BOULDER, Colo. — A college student's stolen RV ended up racking up a big impound bill in Colorado after he says he wasn't notified it had been found. It's something one state representative hopes to fix with legislation in the next session.
Spencer Chan was living out of his 1979 Holiday Rambler. When he had to fly home for his grandfather's funeral, he parked his beloved RV near a friend's house.
When the friend contacted him to tell him the RV was no longer there, he immediately thought it had been towed. He soon discovered it was stolen.
“I felt pretty upset about it, and I was living in the RV. This was my home," Chan said.

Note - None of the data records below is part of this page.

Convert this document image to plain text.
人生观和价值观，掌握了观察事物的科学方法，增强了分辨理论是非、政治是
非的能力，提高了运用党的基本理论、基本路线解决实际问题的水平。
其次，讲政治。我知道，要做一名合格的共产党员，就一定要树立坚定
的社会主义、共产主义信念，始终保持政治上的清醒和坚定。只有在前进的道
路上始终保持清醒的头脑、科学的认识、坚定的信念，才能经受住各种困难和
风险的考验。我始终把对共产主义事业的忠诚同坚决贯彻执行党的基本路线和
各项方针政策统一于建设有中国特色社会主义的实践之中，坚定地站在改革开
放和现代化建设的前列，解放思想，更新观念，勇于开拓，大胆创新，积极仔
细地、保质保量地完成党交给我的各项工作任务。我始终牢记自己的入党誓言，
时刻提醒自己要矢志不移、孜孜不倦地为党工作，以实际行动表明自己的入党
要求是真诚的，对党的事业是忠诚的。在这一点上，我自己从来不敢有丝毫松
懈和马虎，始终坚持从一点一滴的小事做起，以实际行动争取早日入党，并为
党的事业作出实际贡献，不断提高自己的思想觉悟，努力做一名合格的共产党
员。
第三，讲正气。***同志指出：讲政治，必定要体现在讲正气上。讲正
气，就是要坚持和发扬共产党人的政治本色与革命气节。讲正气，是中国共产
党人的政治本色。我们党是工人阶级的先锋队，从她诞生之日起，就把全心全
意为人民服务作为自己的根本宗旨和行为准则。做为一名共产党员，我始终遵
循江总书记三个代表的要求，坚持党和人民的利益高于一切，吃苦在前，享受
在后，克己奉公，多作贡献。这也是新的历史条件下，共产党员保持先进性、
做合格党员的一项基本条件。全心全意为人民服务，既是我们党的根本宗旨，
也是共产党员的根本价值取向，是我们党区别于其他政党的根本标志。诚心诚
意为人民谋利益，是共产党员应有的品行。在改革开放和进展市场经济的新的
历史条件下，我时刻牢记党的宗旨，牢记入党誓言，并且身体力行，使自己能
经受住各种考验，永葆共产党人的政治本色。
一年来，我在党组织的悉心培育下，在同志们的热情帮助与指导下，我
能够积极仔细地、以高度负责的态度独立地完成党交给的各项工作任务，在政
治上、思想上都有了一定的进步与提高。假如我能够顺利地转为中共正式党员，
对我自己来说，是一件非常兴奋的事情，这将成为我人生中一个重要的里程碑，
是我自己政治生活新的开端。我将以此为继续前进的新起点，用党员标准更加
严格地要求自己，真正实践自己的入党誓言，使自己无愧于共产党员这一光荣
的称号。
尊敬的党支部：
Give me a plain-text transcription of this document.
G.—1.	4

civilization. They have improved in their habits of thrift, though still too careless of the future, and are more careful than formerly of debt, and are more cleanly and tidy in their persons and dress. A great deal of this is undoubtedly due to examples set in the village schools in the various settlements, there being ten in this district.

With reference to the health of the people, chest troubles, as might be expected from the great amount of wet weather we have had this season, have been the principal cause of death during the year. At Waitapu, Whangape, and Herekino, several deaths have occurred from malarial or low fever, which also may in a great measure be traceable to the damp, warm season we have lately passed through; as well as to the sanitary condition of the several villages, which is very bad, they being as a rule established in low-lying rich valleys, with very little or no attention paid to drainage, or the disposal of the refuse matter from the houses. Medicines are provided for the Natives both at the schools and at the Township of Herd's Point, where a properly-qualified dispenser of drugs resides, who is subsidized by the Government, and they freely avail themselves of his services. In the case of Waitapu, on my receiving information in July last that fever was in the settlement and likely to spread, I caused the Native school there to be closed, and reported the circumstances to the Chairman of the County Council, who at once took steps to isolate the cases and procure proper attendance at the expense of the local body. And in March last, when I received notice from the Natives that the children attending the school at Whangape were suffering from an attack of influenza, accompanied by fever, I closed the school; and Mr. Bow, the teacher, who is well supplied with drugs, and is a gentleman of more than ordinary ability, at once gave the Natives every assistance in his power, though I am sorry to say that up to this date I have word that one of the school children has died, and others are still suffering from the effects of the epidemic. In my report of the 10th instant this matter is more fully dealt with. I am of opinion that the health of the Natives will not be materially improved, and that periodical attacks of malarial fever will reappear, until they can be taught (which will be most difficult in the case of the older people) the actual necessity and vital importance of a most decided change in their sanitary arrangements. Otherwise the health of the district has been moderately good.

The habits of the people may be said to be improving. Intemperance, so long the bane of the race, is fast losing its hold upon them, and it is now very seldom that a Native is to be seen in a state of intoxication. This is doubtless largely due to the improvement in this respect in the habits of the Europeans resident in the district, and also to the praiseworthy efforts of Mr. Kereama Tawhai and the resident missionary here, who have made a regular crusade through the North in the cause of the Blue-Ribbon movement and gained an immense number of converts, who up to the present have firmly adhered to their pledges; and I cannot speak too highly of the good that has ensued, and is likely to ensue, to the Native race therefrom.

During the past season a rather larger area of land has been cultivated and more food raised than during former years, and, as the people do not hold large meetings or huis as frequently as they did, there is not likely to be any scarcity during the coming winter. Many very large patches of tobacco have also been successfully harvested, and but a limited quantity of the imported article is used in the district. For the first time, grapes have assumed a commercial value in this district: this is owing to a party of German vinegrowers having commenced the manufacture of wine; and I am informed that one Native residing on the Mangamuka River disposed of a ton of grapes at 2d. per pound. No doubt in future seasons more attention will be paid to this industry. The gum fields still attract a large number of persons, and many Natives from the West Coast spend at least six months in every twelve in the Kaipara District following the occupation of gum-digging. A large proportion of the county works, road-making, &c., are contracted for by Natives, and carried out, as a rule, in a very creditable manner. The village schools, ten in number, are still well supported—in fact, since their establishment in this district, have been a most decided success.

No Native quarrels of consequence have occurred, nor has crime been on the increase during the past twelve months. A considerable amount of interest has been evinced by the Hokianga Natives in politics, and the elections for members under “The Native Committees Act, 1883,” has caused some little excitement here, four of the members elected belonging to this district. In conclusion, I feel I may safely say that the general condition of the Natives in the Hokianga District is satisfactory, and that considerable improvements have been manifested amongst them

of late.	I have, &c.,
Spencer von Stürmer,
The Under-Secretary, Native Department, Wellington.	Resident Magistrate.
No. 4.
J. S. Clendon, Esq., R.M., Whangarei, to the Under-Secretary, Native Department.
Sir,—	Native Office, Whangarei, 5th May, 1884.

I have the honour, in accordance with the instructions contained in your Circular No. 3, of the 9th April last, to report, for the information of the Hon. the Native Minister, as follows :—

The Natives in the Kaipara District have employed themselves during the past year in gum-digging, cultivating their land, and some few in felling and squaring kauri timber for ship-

Nearly all of his belongings were inside the RV, which was stolen in Flagstaff, Arizona. He filed a police report and waited to hear an update.
"I had pretty much given up any hope of finding it. The cops didn’t seem very interested in finding it ‚ it was a low priority," Chan said.
Just when he had given up hope, he received a letter in the mail saying the RV had been impounded and it was sitting in a tow yard in Boulder, Colorado. Chan says he drove to Colorado to pick up the RV, but he didn't realize the extent of the fines that had been piling up.
Contact Denver7 confirmed there was a delay, and Chan was not immediately notified that the vehicle was recovered.
"Probably two weeks before I found out from the tow company, so I never actually heard from police until I called them and said they found my RV. 'What’s going on? Why didn’t you tell me?'" said Chan.
A sergeant with the Flagstaff Police Department said there was a communication error. He explained that the dispatch center was notified when the vehicle was recovered, but the message was never relayed to patrol. He said due to the nature of the error, the city will pay the costs of the towing up until the point that Chan received proper notification.
"We could do this story every day with a different name and a different dollar amount and a different kind of car or something. This happens all the time," said Rep. Tom Sullivan, D-Centennial.
In fact, an Arapahoe County man also reached out to Contact Denver7 in July after he received an $800 impound bill to get back his stolen car.
Sullivan doesn't believe victims of a crime should be on the hook for expenses related to towing and impound fees. He previously introduced a bill that would have established a grant program to help crime victims facing fees related to a vehicle being impounded or towed. He said he plans to reintroduce similar legislation because he believes there's a great need.
"We already had the legislation already written up, so we’re taking a look to see if we have to revamp that, write it, do something different on it, but it all is coming down to like it was before: There has to be some money there," Sullivan said.